Cars are key to our everyday lives. We probably all take them for granted. They are so much more than just fibre glass and fuel. We spend a lot of time in our cars each day and therefore it’s important to ensure you’ve got the right car for you. Unfortunately, as much as we’d all love to speed through the morning traffic in a Bugatti Veyron, most new cars are very expensive (particularly Bugattis!) and so for the large majority of us, it’s more feasible to look for quality second hand cars for sale. There’s nothing wrong with buying a second hand car, and if anything, there’s an art and great satisfaction in finding a used vehicle at a great price. Whether you’re looking to buy from a dealership or enjoy flicking through private used car ads, there are certain considerations you must give to each and every vehicle. It’s so easy to get caught up in sales chatter and be sold on the charm of how a vehicle looks; leaving you vulnerable to any potential safety issues that may be hidden away. Therefore let’s take a look at 5 aspects you must consider when looking at second hand cars:
1) The Bodywork
One of the first things to remember is to look at a car in good light. This is because one of the first things you need to look at is the paint. In good light, any inconsistencies in the paint finish will immediately be noticeable and you can allow for further inspection. One of the main things you’re looking for in terms of the exterior is any signs of damage, rust or corrosion. If you notice any rust on the exterior, inspect it further by pressing against the area with your thumb and forefinger. If you feel any significant flexibility or cracking sounds, this may indicate there are deeper rust problems. Always open all doors and the trunk of the car to ensure they open smoothly.

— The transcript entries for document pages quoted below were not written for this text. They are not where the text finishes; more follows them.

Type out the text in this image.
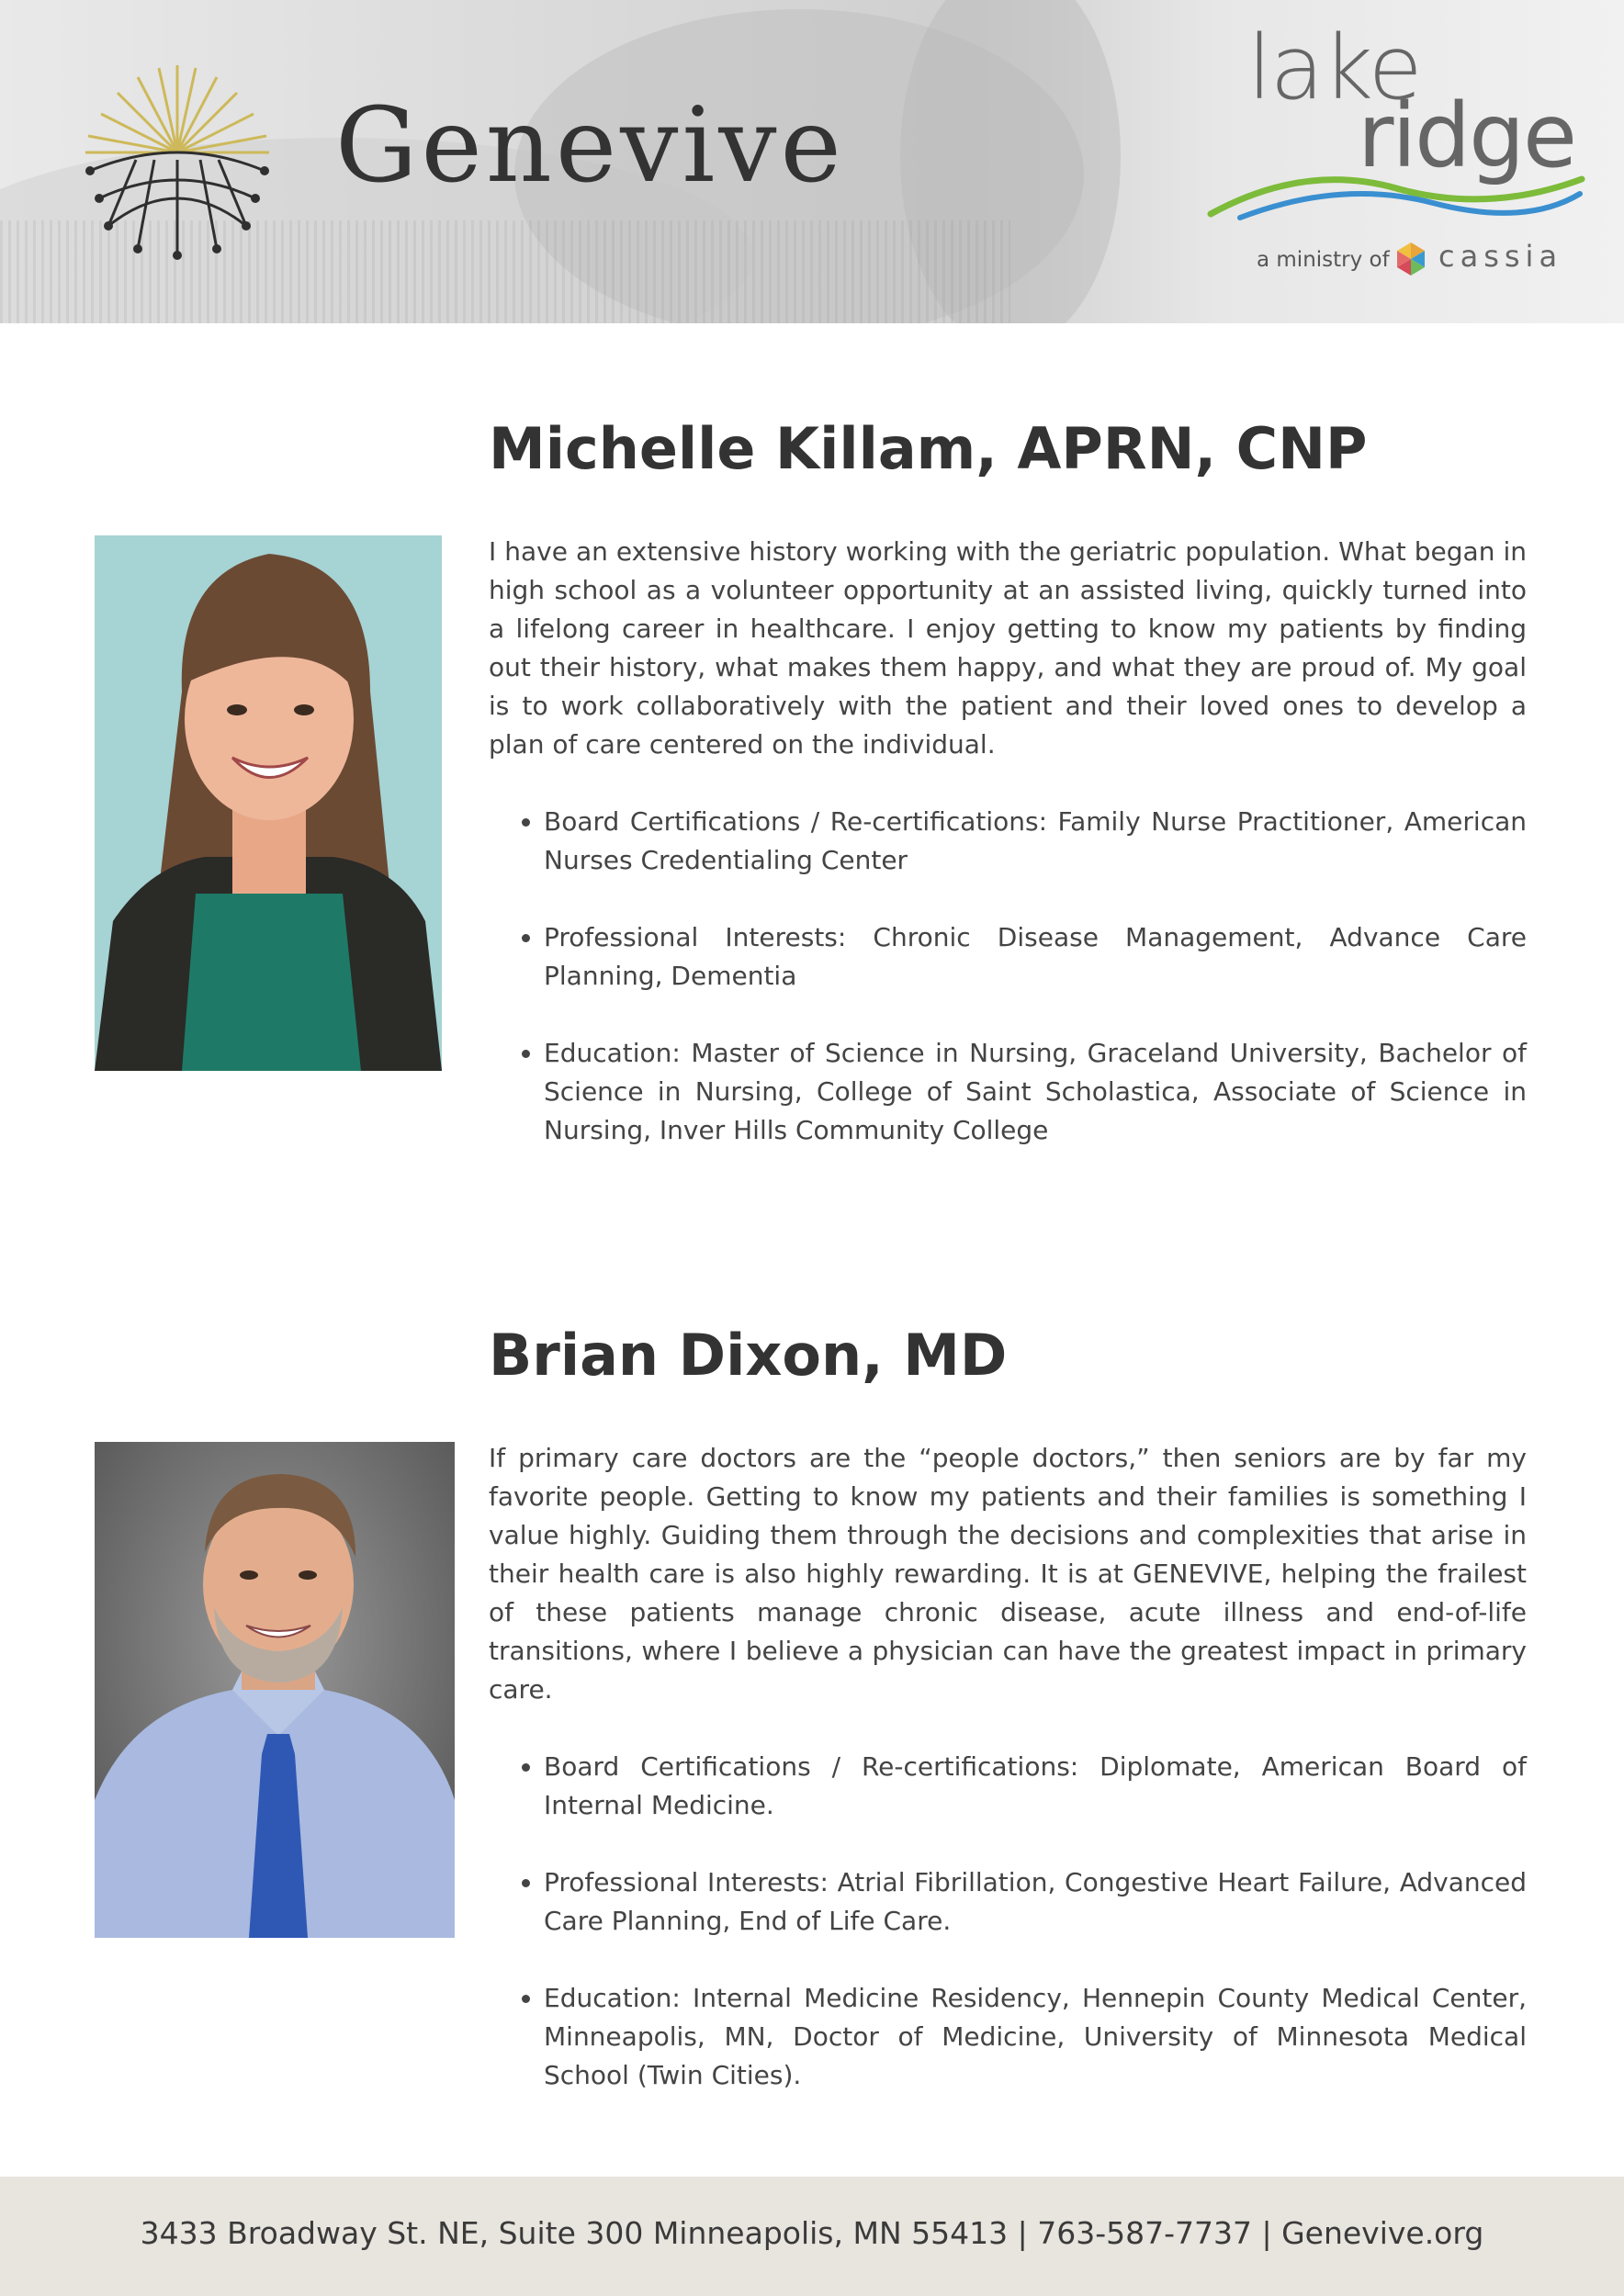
Genevive
lake
ridge
a ministry of cassia
Michelle Killam, APRN, CNP

I have an extensive history working with the geriatric population. What began in high school as a volunteer opportunity at an assisted living, quickly turned into a lifelong career in healthcare. I enjoy getting to know my patients by finding out their history, what makes them happy, and what they are proud of. My goal is to work collaboratively with the patient and their loved ones to develop a plan of care centered on the individual.

• Board Certifications / Re-certifications: Family Nurse Practitioner, American Nurses Credentialing Center
• Professional Interests: Chronic Disease Management, Advance Care Planning, Dementia
• Education: Master of Science in Nursing, Graceland University, Bachelor of Science in Nursing, College of Saint Scholastica, Associate of Science in Nursing, Inver Hills Community College
Brian Dixon, MD

If primary care doctors are the “people doctors,” then seniors are by far my favorite people. Getting to know my patients and their families is something I value highly. Guiding them through the decisions and complexities that arise in their health care is also highly rewarding. It is at GENEVIVE, helping the frailest of these patients manage chronic disease, acute illness and end-of-life transitions, where I believe a physician can have the greatest impact in primary care.

• Board Certifications / Re-certifications: Diplomate, American Board of Internal Medicine.
• Professional Interests: Atrial Fibrillation, Congestive Heart Failure, Advanced Care Planning, End of Life Care.
• Education: Internal Medicine Residency, Hennepin County Medical Center, Minneapolis, MN, Doctor of Medicine, University of Minnesota Medical School (Twin Cities).
3433 Broadway St. NE, Suite 300 Minneapolis, MN 55413 | 763-587-7737 | Genevive.org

When looking for any signs of crash repairs take a step back and look at the car from each corner. You’ll soon be able to spot anything unusual in the paint finishing. A great tip in seeing whether any body filler is in place is to use a small magnet and run it along anywhere you deem suspicious. The magnet will not stick to anywhere which has been enhanced using the plastic body filler.
2) The Interior
The first thing is to look at the odometer. Ensure that the miles on the odometer match the age of the car. If anything looks suspicious, the odometer may have been altered. Compare the wear and tear on the break pedals, seating and gearstick against the distance on the odometer. Also it’s easy to see low mileage as a positive factor but remember this can sometimes indicate that the car has been left unused for a long time and this in itself may have a negative effect on the car. Ask the owner for what purpose the car has been used to get a clearer idea of how frequently it has been used. Always test electrics inside the car, this includes all of the electric windows, stereo systems, air conditioning, hood release, convertible roofs and anything else controlled by electrics. Look carefully at the dashboards and seat belts, any significant damage may indicate there has been a crash at some point.
3) The Engine
A clean engine is generally a good sign, anything with significant dirt and grime may show that the engine has been neglected and may not have been recently serviced. Always test the engine and check the colour of the oil release by removing the dipstick. If the oil is very dark, this may show that the car has not been frequently or recently serviced. Inspect underneath the engines oil cap for a thick, white substance as this can show signs that the head gasket may be damaged. Take a look at the batteries and ensure they are rust free and ensure that all fluid levels are at a suitable level when the engine is cool.
4) The Road Test
When testing new or cheap cars for sale you must always insist in taking the car for at least one test drive before signing anything. This will give you the best indication of what state the vehicle is actually in. Ensure you set aside enough time and clear it with the owner to take it on a drive that tests the car across multiple terrains and at differing speeds. Be sure to listen out for any strange sounds coming from the engine and rear of the car and above all else, make sure you feel comfortable handling the size of the car.
5) The Paperwork
If visiting a private seller, check that the registration paperwork lists the same address as the seller’s house. Many provinces in Canada have services that allow you to check the history of your vehicle for accidents and claims. If you are buying an expensive car – or any car for that matter – it might be best to check this before signing a cheque. Double check the odometer against any information listed within repair documentation. If you have any suspicions at all, call the previous owner or garage as listed last in the car’s log book. If you are in any doubt, there are many companies who are willing to undertake a private inspection, ask the owner if it is possible for this to take place. It’s better to be safe than sorry especially if you are making a major purchase.